Они всегда так хоронят покинувших колонну. Если от покойника что-то осталось и он не угодил под гусеницы единственного на много километров вокруг трактора, а отдал концы в пустой квартире с множеством изгаженных самопальной химией кастрюль, то счастливчика везут в траурной мотоколяске, одетого в черное и со шлемом на голове. Все обдолбанные. «Зароем там, где много травы», – так они говорят.
Они не закрывают глаза своим мертвым. Они сами хоронят своих мертвых. Что за жизнь, если такая смерть? «In the wind», как говорят байкеры в Калифорнии, то есть ширнуться – и вперед, с ветерком.
Кею запомнилась сальвадорская calabozo, тюряга. Туда он угодил по собственной глупости, поддавшись на уговоры симпатичной pingo, шлюхи-латиноски, навестить ее дома, а не трахаться в грязи за пулькерией, тропическим вариантом нашей распивочной. Его стукнули по затылку, не успел он спустить штаны, и оттащили за ноги в каталажку. Через пару дней приехал comandante, начальник, и наорал на босоногих полицейских за то, что ошиблись и взяли не того. В тот раз Кей «работал» на местную власть.
Но за эти дни он успел до одури нанюхаться сладкого запаха травы каннабис. Ее пучками выкуривали соседи по камере – мелкие бандиты, крестьяне-должники и дезертиры, которые постоянно пребывали в состоянии en ganchos, под кайфом. На второй день Кей не выдержал и после пары затяжек ему уже было все равно, где он и почему. Все вокруг вызывало только приступы бессмысленного смеха. Даже едва поднимающееся над землей окошко калабозо, которое надзиратели, бродившие снаружи, использовали как очко сортира, веселило его. А когда за ним приехали из отряда, он свалился на землю от хохота. До того потешными казались ему растерянные физиономии его друзей.
Утром следующего дня он съел всю еду, что смог найти в разбитой минами деревне, и с тех пор редко баловался травой.
Пошла хорошая дорога, и Кей отпустил ХаДэ на свободу.
Скорость – уже допинг. Плюс немного другого допинга, по желанию. К чему умирать раньше, чем узнал кайф скорости?
Навстречу ХаДэ несся байк с двумя парнями. Сидевший позади вынул из кармана бандану, и яркий лоскуток весело затрепыхался на ветру, разом оживив тоскливую серость дороги. Двумя руками пассажир покрутил тряпочку в воздухе, собрав ее в жгут, и накинул бандану водителю на глаза. Он держал бандану на манер конской узды, а водитель бросил руль и широко развел руки в стороны. Байк поравнялся с ХаДэ, и водила решил ухватиться за руль. Пассажир стащил бандану с байкера, и оба восторженно загоготали, словно сдали ответственный экзамен.
– Такой трюк не всем удается, – пояснил позже Кей Кока-Лоле, – но каждый норовит попробовать. На моих глазах от этого втерло в асфальт не одного дуралея. Пребывающий в тупости сдохнет по глупости.

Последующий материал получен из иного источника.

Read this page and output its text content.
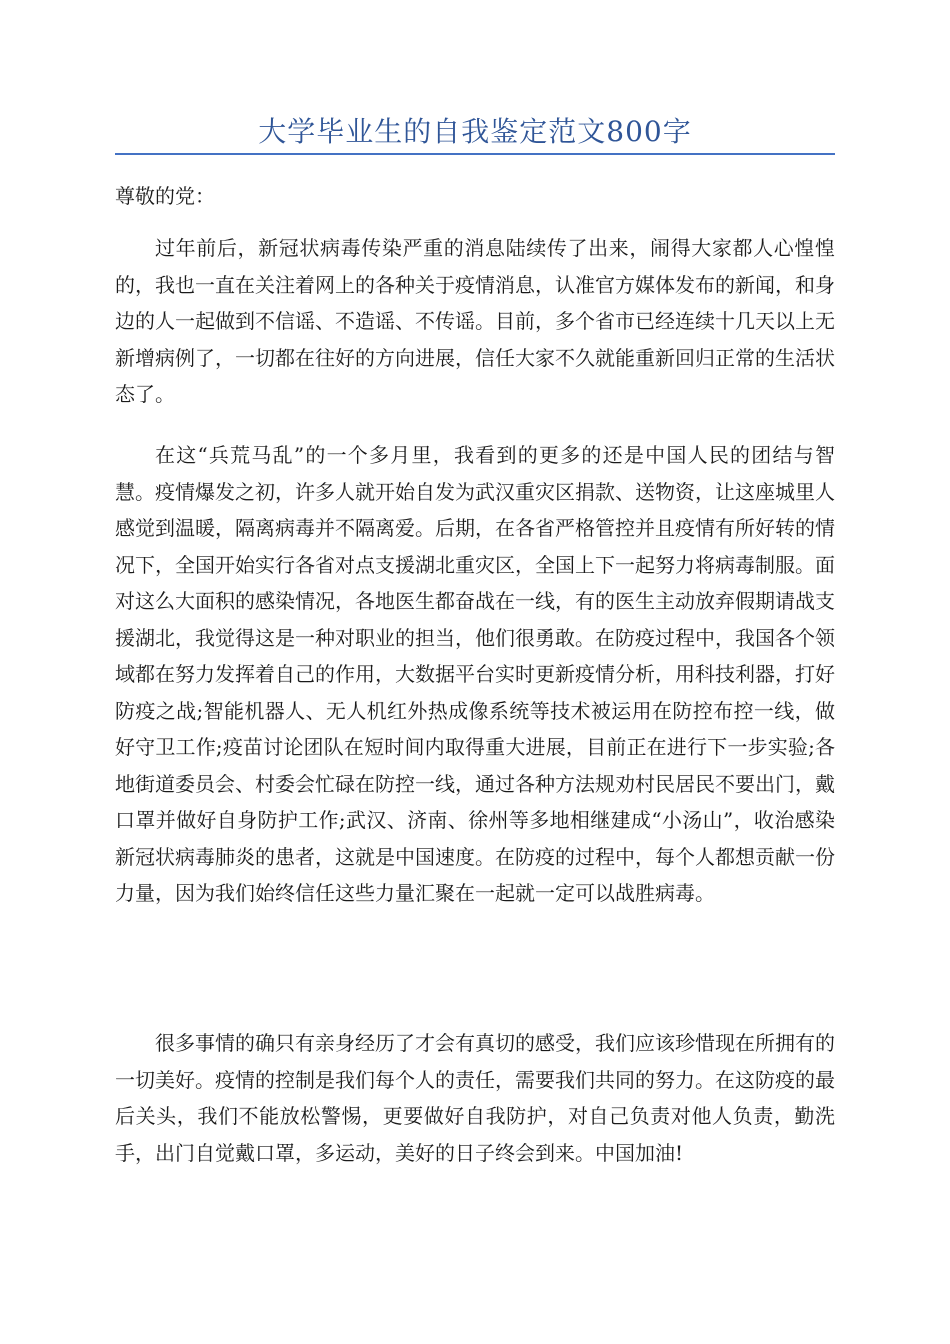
大学毕业生的自我鉴定范文800字

尊敬的党：

过年前后，新冠状病毒传染严重的消息陆续传了出来，闹得大家都人心惶惶的，我也一直在关注着网上的各种关于疫情消息，认准官方媒体发布的新闻，和身边的人一起做到不信谣、不造谣、不传谣。目前，多个省市已经连续十几天以上无新增病例了，一切都在往好的方向进展，信任大家不久就能重新回归正常的生活状态了。

在这“兵荒马乱”的一个多月里，我看到的更多的还是中国人民的团结与智慧。疫情爆发之初，许多人就开始自发为武汉重灾区捐款、送物资，让这座城里人感觉到温暖，隔离病毒并不隔离爱。后期，在各省严格管控并且疫情有所好转的情况下，全国开始实行各省对点支援湖北重灾区，全国上下一起努力将病毒制服。面对这么大面积的感染情况，各地医生都奋战在一线，有的医生主动放弃假期请战支援湖北，我觉得这是一种对职业的担当，他们很勇敢。在防疫过程中，我国各个领域都在努力发挥着自己的作用，大数据平台实时更新疫情分析，用科技利器，打好防疫之战;智能机器人、无人机红外热成像系统等技术被运用在防控布控一线，做好守卫工作;疫苗讨论团队在短时间内取得重大进展，目前正在进行下一步实验;各地街道委员会、村委会忙碌在防控一线，通过各种方法规劝村民居民不要出门，戴口罩并做好自身防护工作;武汉、济南、徐州等多地相继建成“小汤山”，收治感染新冠状病毒肺炎的患者，这就是中国速度。在防疫的过程中，每个人都想贡献一份力量，因为我们始终信任这些力量汇聚在一起就一定可以战胜病毒。

很多事情的确只有亲身经历了才会有真切的感受，我们应该珍惜现在所拥有的一切美好。疫情的控制是我们每个人的责任，需要我们共同的努力。在这防疫的最后关头，我们不能放松警惕，更要做好自我防护，对自己负责对他人负责，勤洗手，出门自觉戴口罩，多运动，美好的日子终会到来。中国加油!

Кей прибавил газу. Оставалось забрать Вторника, обитавшего в крохотном городке, в тени большого Города.
…Вторник раскрасил гараж под небо и море. Получилось аляповато, но стиль примитивиста-неудачника с лихвой компенсировался внутренней энергетикой самого художника, органично смотревшегося на фоне вздымающихся волн и ярко-оранжевого солнца, нависшего над Кеем.
Года два назад Трибунал вытащил Вторника из жуткой уличной драки. Одной из тех драк, где на кон ставится чужая жизнь, а своя не стоит ничего. Тогда ярость вытесняет все остальные чувства, а благоразумие отступает перед настойчивым желанием сплющить селезенку противника.
Отбив залитого кровью парня у толпы разъяренной шпаны, Трибунал привез его к себе домой и несколько дней выхаживал как раненого бобика. Чего ради он потащил его к себе, а не в больницу? Причины подобного поступка остались загадкой для Кея. Тогда он отнес их на счет сверхъестественной интуиции Трибунала.
В углу гаража, на манер иконы, висел подарок Трибунала – широкополая кожаная шляпа, ни разу не надеванная. Видимо, парень считал святотатством таскать такую вещь на людях.
«Тоже интересно, – думал Кей, сев на верстак, прислонившись спиной к металлической гаражной стене и закрыв глаза. – Трибунал иногда делает подарки, к которым одаренные относятся с величайшим почтением. Ему тоже дарят – на день рождения, например. Или нет? По-моему, никто не знает, когда у него день рождения… Не важно. Трибунал получает подарки, но не хранит их, поручая мне продать вещицы, а на деньги купить всем еды и пива».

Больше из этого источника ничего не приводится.